El punto es que, por
alguna razón, existe gente en la isla que tiene memoria y hace que los objetos
que el gobierno pretende eliminar todavía persistan en ella. De aquí que exista
una “policía de la memoria” encargada de hacer “inspecciones de recuerdos” para
controlar que todos olviden las palabras seleccionadas. El buen ciudadano es,
de esta manera, aquel que aprende a olvidar.
Pero el segundo aspecto en el que
quería adentrarme es que esta pasión moralista por un “hablar correcto” en el
que hay que cuidar que nadie se ofenda, no nos está llevando a una sociedad más
amable e igualitaria sino a una más hipócrita. Esto tiene que ver con el
profundo hiato que se está produciendo entre los discursos en privado donde la
gente, en confianza, piensa y dice lo que quiere, frente a una protocolizada y
sobremoralizada discusión pública donde la decisión más sensata es la
autocensura.
De hecho, y ya que hablamos de un
mundo de ficción frente a uno real, con esta decisión de desdoblar las
ediciones, Puffin Books hace realidad aquella famosa escena de Matrix en la que
el protagonista debe decidir entre tomar dos pastillas: la azul, que le
permitirá continuar en ese cómodo mundo de ficción que cree verdadero pero
donde no habría gordos, feos ni locos; o la roja, aquella que lo llevará a
enfrentarse con una verdad seguramente más incómoda, salvaje y desigual en la
que eventualmente ofenderá y será ofendido. En este sentido, bien podríamos
permitirnos sugerir a los amigos de Puffin Books que la edición original sin censura
tenga una tapa roja mientras que la edición para adultos infantilizados tenga
una cobertura azul como para evitar que algún lector desprevenido se enfrente a
la traumatizante situación de saber que un personaje es “feo”.

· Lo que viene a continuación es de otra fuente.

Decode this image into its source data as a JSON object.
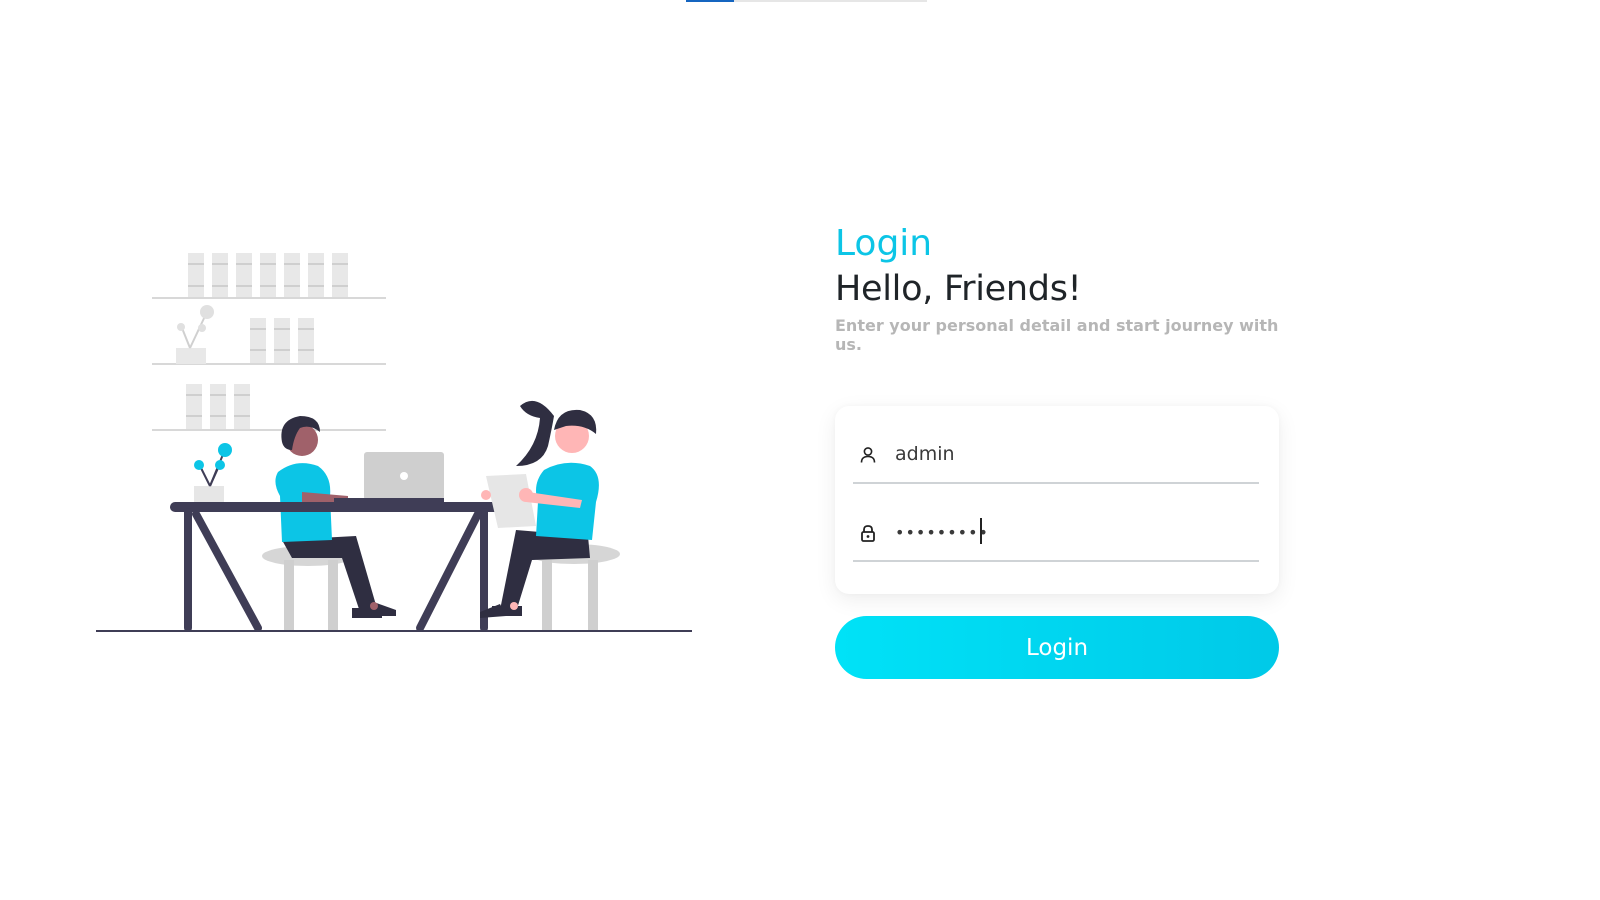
{
  "top_progress": {
    "fraction": 0.2
  },
  "login_form": {
    "heading": "Login",
    "greeting": "Hello, Friends!",
    "subtitle": "Enter your personal detail and start journey with us.",
    "username": {
      "icon": "user-icon",
      "value": "admin"
    },
    "password": {
      "icon": "lock-icon",
      "value": "•••••••••"
    },
    "submit_label": "Login"
  },
  "colors": {
    "accent": "#0cc5e6",
    "button_start": "#00e2f7",
    "button_end": "#00c9e8",
    "heading_dark": "#1f2428",
    "subtitle_gray": "#b6b6b6",
    "illustration_dark": "#3f3d56",
    "illustration_cyan": "#0cc5e6"
  }
}
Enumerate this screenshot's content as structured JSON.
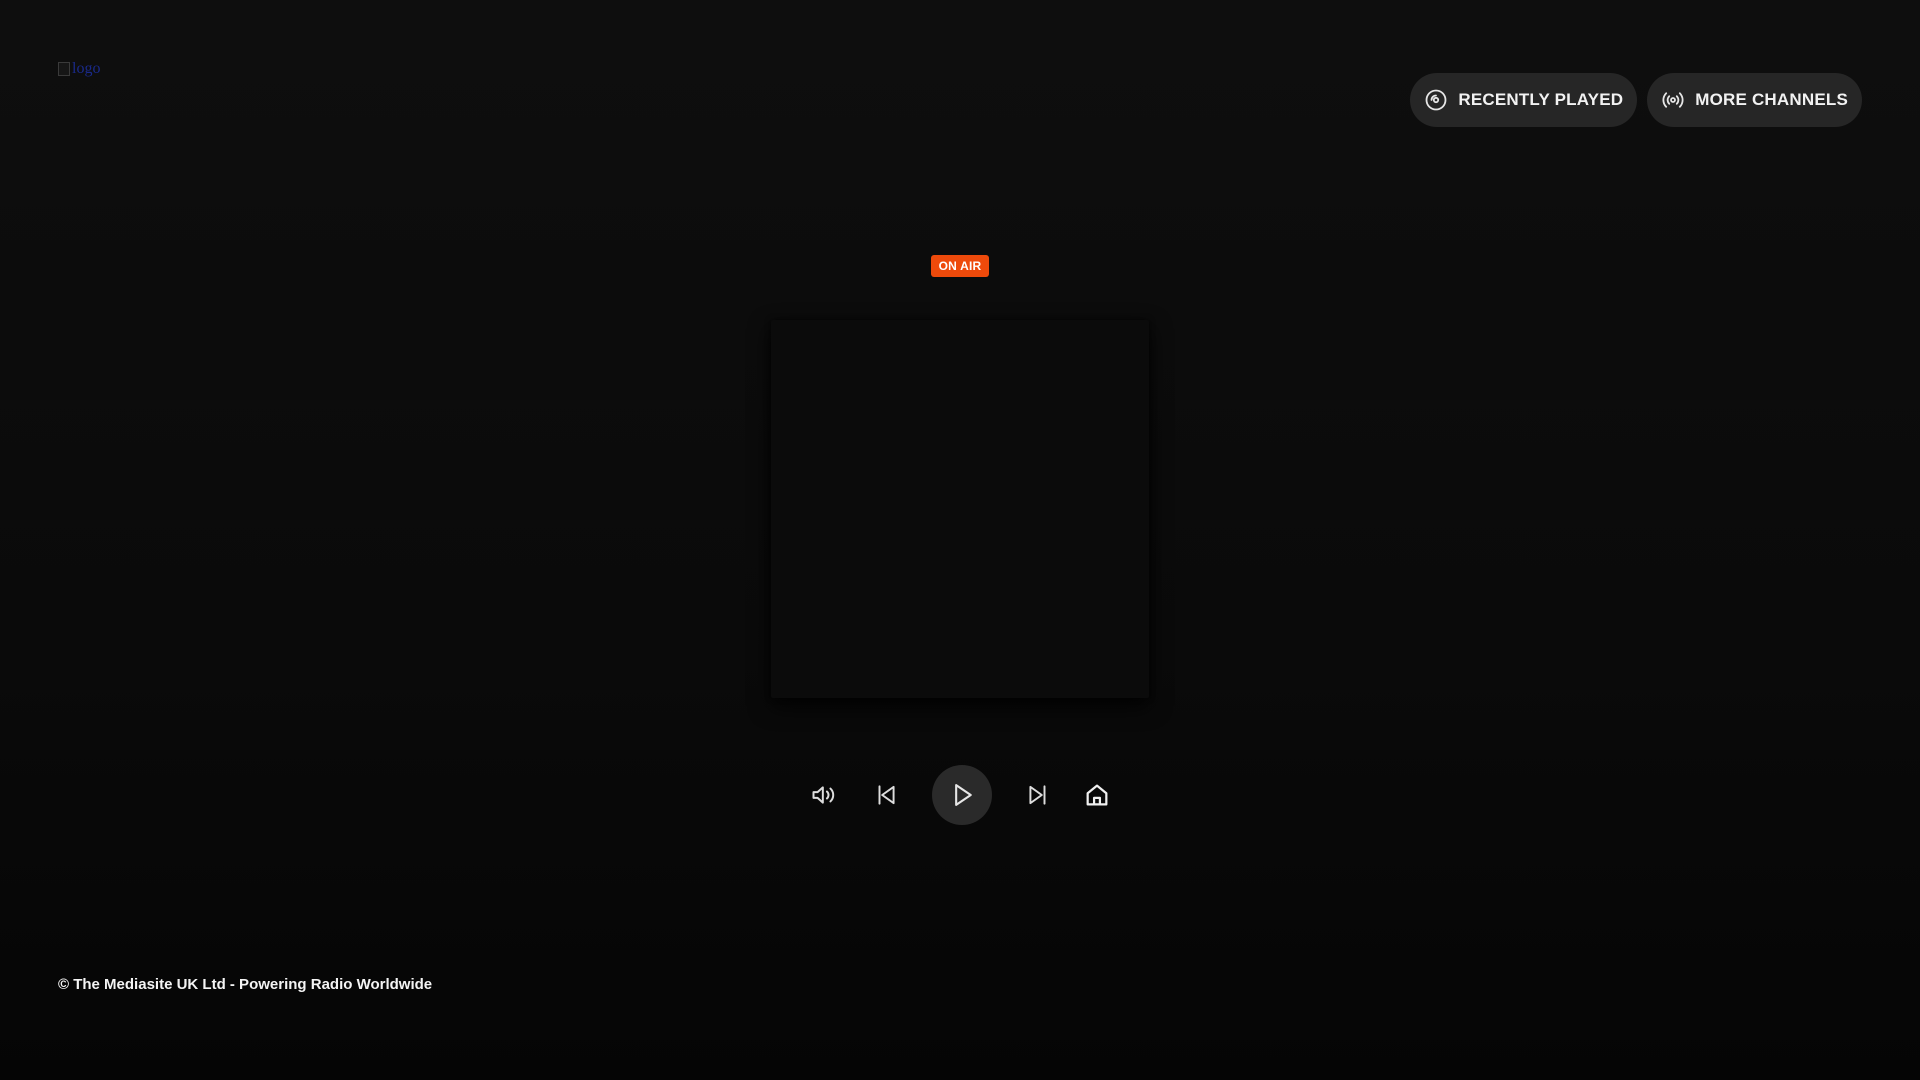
{
  "header": {
    "logo_alt": "logo"
  },
  "nav": {
    "recently_played_label": "RECENTLY PLAYED",
    "more_channels_label": "MORE CHANNELS"
  },
  "player": {
    "status_badge": "ON AIR"
  },
  "controls": {
    "volume_icon": "volume-icon",
    "previous_icon": "skip-back-icon",
    "play_icon": "play-icon",
    "next_icon": "skip-forward-icon",
    "home_icon": "home-icon"
  },
  "footer": {
    "copyright": "© The Mediasite UK Ltd - Powering Radio Worldwide"
  },
  "colors": {
    "background": "#0a0a0a",
    "pill_background": "#262626",
    "on_air": "#ee4a0b",
    "text": "#ffffff"
  }
}
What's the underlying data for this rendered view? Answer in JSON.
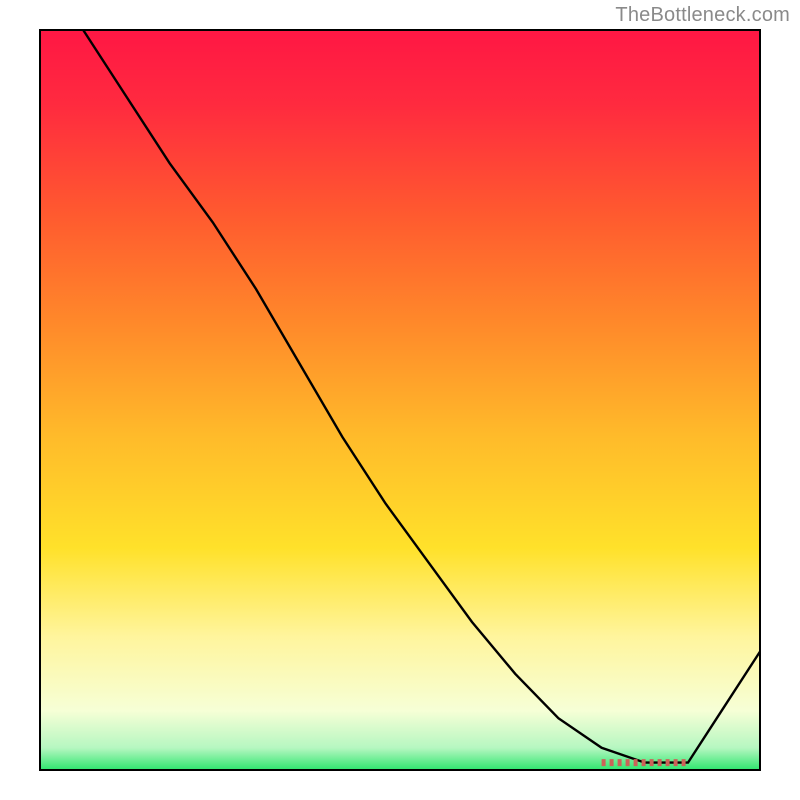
{
  "attribution": "TheBottleneck.com",
  "chart_data": {
    "type": "line",
    "title": "",
    "xlabel": "",
    "ylabel": "",
    "xlim": [
      0,
      100
    ],
    "ylim": [
      0,
      100
    ],
    "grid": false,
    "legend": false,
    "series": [
      {
        "name": "curve",
        "x": [
          6,
          12,
          18,
          24,
          30,
          36,
          42,
          48,
          54,
          60,
          66,
          72,
          78,
          84,
          90,
          94,
          100
        ],
        "y": [
          100,
          91,
          82,
          74,
          65,
          55,
          45,
          36,
          28,
          20,
          13,
          7,
          3,
          1,
          1,
          7,
          16
        ]
      }
    ],
    "flat_segment": {
      "x_start": 78,
      "x_end": 90,
      "y": 1
    },
    "gradient_stops": [
      {
        "offset": 0.0,
        "color": "#ff1744"
      },
      {
        "offset": 0.1,
        "color": "#ff2a3f"
      },
      {
        "offset": 0.25,
        "color": "#ff5a2f"
      },
      {
        "offset": 0.4,
        "color": "#ff8a2a"
      },
      {
        "offset": 0.55,
        "color": "#ffbb2a"
      },
      {
        "offset": 0.7,
        "color": "#ffe12a"
      },
      {
        "offset": 0.82,
        "color": "#fff59d"
      },
      {
        "offset": 0.92,
        "color": "#f6ffd6"
      },
      {
        "offset": 0.97,
        "color": "#b6f7c1"
      },
      {
        "offset": 1.0,
        "color": "#2ee66e"
      }
    ],
    "flat_marker_color": "#cc6258"
  }
}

Para finalizar, entonces, y que quede
entre nosotros, invitaría a los lectores a que escojamos siempre la verdad aun
cuando ésta no nos agrade. Con todo, en el caso de que continuemos en esta
burbuja creada por una cultura que mayoritariamente prefiere la comodidad de la
pastilla azul, tendremos el beneficio de estar un poco locos, comer
sin culpa esos dulces y no prestar atención a nuestras narices desproporcionadas
ni a los tejidos vencidos por la ley de gravedad. Es que en un mundo sin locos,
gordos ni feos estaremos a salvo y solo de vez en cuando sentiremos algún
desajuste cuando la realidad no pretenda ceder del todo. Pero atención: si
usted tomara conocimiento de alguna memoria prodigiosa que, habiendo elegido la
pastilla roja, osara sostener el mundo tal cual es, solo pida ayuda. La sensible
nueva policía estará aquí para servirle.